Quella che sarà poi definita «la strage della farina» giungeva dopo un mese intenso, la tregua a un passo. L’apice era stato raggiunto a Parigi il 23 febbraio: si annunciavano «progressi» da giorni, non scalfiti dalla strage di 74 palestinesi a Rafah in un’operazione per liberare due ostaggi.
Il 22 gennaio era stata Tel Aviv a offrire un piano di tregua: due mesi di pausa in cambio di tutti e 130 gli ostaggi in mano ad Hamas. Tempo tre giorni e Israele ha bombardato la sua stessa proposta. O meglio gli ha sparato addosso: fuoco alla rotonda Kuwaiti, nel nord isolato e alla fame, durante la distribuzione di cibo. 25 ammazzati. Il 2 gennaio l’uccisione del numero 2 dell’ufficio politico di Hamas, Saleh Aruri, cristallizzava il dialogo, ripreso appena dieci giorni prima.
NON SONO pochi quelli che leggono nei costanti deragliamenti il modo per compiacere l’ultradestra, fondamentale a tenere in piedi la coalizione di governo guidata dal Likud.
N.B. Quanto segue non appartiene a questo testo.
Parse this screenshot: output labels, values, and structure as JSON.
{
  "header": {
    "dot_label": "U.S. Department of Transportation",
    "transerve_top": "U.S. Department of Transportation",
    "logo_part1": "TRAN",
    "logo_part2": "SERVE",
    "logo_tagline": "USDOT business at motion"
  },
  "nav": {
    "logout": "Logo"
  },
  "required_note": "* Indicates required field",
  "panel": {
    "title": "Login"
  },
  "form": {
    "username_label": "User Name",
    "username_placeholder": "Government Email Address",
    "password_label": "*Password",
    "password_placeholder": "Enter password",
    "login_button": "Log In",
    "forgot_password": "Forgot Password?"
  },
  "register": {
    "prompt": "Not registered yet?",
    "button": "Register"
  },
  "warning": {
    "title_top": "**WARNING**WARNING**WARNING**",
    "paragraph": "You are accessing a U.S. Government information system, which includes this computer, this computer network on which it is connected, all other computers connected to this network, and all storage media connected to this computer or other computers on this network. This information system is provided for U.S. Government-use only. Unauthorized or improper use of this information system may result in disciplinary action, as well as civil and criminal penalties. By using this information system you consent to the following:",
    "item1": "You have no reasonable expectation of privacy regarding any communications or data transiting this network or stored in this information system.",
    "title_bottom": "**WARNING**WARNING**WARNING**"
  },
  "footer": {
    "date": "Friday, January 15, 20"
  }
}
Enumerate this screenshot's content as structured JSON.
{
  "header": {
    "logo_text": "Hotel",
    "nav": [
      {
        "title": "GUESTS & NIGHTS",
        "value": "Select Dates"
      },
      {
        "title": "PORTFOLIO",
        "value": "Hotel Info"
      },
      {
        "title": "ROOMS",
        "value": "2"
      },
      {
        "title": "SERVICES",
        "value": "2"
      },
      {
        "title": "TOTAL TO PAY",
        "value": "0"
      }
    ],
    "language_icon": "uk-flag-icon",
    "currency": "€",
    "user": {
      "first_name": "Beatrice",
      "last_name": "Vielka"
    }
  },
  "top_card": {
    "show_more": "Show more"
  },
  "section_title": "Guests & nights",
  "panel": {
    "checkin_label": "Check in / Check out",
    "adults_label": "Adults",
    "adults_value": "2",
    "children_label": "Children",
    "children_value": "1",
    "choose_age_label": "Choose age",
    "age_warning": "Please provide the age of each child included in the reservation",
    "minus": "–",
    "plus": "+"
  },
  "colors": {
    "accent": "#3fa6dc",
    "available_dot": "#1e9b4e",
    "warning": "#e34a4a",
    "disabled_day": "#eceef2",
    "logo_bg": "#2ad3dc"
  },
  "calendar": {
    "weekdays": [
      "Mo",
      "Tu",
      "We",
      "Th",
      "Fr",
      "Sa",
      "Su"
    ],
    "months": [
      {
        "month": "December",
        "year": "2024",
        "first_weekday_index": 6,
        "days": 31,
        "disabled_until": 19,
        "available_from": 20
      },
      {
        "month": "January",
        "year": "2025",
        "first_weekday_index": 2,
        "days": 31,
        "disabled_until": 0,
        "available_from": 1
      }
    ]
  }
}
Il ministro delle finanze Smotrich, due giorni fa, ha minacciato di far saltare l’esecutivo se Netanyahu fosse giunto a patti con Hamas. Se la pressione dell’ultradestra sovranista ha un peso nelle decisioni del premier (peso che le migliaia di israeliani in piazza da mesi per chiedere uno scambio di ostaggi con Hamas non hanno), è vero anche che il decisore ultimo è lui, Benyamin Netanyahu.
E Netanyahu vuole la guerra per salvare se stesso e portare a termine la missione di una vita, il conflitto aperto con Teheran e la distruzione del suo progetto nucleare. Lo dice il suo ministero della difesa, lo dicono da settimane i suoi negoziatori, costretti a presentare ai mediatori (Egitto, Qatar e Stati uniti) richieste sempre nuove e improvvisate: a far deragliare il dialogo è sempre Mr. Sicurezza.